With that said, I've been working with UE4 exclusively for the last year and a half. I had no experience with it when I picked up that last contract and taught myself through the UE forums and youtube tutorials. I still have a lot to learn but I love working in blueprints. Very powerful IMO for a designer with no programming experience. I just picked up the 55 hour UE4 course on Udemy for 15 bucks. I plan on going through it just to see what else I can learn. My fear with that is how outdated the lessons will be because of engine version updates. Who knows, maybe my current knowledge of the engine will save me the time of needing to google shit because their lessons are out of date.

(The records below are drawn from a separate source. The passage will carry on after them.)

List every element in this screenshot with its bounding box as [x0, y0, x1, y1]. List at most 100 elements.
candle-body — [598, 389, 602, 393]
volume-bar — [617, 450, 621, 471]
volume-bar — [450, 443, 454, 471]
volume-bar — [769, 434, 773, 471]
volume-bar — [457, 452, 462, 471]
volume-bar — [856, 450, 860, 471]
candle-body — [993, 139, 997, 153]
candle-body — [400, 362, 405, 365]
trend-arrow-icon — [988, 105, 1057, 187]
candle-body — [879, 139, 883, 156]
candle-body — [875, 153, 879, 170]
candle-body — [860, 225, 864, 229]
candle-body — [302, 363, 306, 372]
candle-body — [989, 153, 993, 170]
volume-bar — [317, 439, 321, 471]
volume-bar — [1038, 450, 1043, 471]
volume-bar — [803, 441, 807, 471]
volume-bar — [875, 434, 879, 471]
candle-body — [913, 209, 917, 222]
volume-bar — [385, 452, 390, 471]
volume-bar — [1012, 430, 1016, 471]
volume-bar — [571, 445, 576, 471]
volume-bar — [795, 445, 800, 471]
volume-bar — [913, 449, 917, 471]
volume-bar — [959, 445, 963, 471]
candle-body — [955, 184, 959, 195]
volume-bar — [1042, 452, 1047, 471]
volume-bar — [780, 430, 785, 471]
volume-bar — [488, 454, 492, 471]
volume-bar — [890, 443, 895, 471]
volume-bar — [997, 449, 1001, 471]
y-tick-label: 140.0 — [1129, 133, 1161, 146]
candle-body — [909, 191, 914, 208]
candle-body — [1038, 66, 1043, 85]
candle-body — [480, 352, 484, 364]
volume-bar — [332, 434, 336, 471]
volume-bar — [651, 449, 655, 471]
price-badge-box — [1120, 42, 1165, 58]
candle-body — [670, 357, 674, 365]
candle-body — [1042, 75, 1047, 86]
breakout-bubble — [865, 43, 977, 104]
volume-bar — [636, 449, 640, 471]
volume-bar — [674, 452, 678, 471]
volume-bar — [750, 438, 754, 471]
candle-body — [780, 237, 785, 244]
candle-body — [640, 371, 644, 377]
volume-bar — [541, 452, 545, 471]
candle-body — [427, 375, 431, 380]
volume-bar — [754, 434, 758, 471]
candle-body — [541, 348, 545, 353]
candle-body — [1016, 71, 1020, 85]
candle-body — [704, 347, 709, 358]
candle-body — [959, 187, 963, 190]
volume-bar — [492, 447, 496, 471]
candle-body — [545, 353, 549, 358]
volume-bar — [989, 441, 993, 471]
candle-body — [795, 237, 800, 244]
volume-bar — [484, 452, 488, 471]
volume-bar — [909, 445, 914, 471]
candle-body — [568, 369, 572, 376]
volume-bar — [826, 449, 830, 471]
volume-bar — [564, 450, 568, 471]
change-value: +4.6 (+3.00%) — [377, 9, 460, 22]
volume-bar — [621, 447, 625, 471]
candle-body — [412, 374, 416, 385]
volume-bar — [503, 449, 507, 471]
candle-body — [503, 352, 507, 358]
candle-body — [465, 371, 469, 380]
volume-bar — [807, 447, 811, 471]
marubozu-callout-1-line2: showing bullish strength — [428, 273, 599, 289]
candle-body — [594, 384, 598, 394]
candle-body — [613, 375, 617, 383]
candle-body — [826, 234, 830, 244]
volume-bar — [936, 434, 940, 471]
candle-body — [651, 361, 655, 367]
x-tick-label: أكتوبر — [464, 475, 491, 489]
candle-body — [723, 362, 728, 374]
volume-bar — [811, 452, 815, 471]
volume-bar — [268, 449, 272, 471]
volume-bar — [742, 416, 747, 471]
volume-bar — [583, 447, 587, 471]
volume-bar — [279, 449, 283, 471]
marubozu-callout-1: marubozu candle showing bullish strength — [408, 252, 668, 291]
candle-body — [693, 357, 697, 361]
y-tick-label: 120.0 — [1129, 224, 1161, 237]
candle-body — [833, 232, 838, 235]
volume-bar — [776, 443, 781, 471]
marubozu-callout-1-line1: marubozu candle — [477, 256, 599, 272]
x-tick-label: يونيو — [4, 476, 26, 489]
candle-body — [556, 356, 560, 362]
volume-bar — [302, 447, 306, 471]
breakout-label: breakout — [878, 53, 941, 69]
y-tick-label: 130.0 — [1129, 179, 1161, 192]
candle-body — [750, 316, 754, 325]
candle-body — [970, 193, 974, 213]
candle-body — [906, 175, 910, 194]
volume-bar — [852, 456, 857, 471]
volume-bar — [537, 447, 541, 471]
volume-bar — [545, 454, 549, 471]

When my contract ended in May, I started building an rpg that I wanted to do just to see how far I can get on my own and just to keep learning the engine. I dropped a few k on the marketplace and had most systems in on a basic level. Then I got to animation blueprints. Had about 70 creatures to setup blueprints for and I didn't fully grasp the animation system and that is where I lost steam. I started to realize the scope of what I wanted to do would never get there on my own. Ended up jumping onto another indie project with a small team of people I've worked with at different companies and my personal project has been sitting there for a few months. Just starting to dig into some c++ online class stuff. I probably should have learned to code 20 years ago.
As far as the UE4/Unity comparison. I've never really worked with Unity before. I've opened it up a few times but did shit with it. Now that I'm in UE4, I can't imagine ever wanting to make a game with Unity. I don't know, like I said, I love blueprints.
If you're really looking to get into the industry, make sure you pay attention to what was mentioned in this thread earlier. You have to have the desire to make games. Pay sucks because most of these companies setup shop in expensive places. If you're single, most of the time you're going to be working just to pay rent with a little extra cash leftover. You're going to bust your ass and most likely be let go a month after a project ships and they realize it wasn't as successful as they hoped it would be. Unless you work for one of the top companies who can afford to shit the bed on a game every now and then. Basically you have to accept to live a nomad lifestyle unless you get lucky and get into a place like that. Also be prepared to do all the work and watch management types take all the props when the game does well.
Hopefully you guys make something. I've been waiting to see an FOH game for years. Surprised it hasn't happened yet. I believe someone was working on one a few years ago on the old board iirc.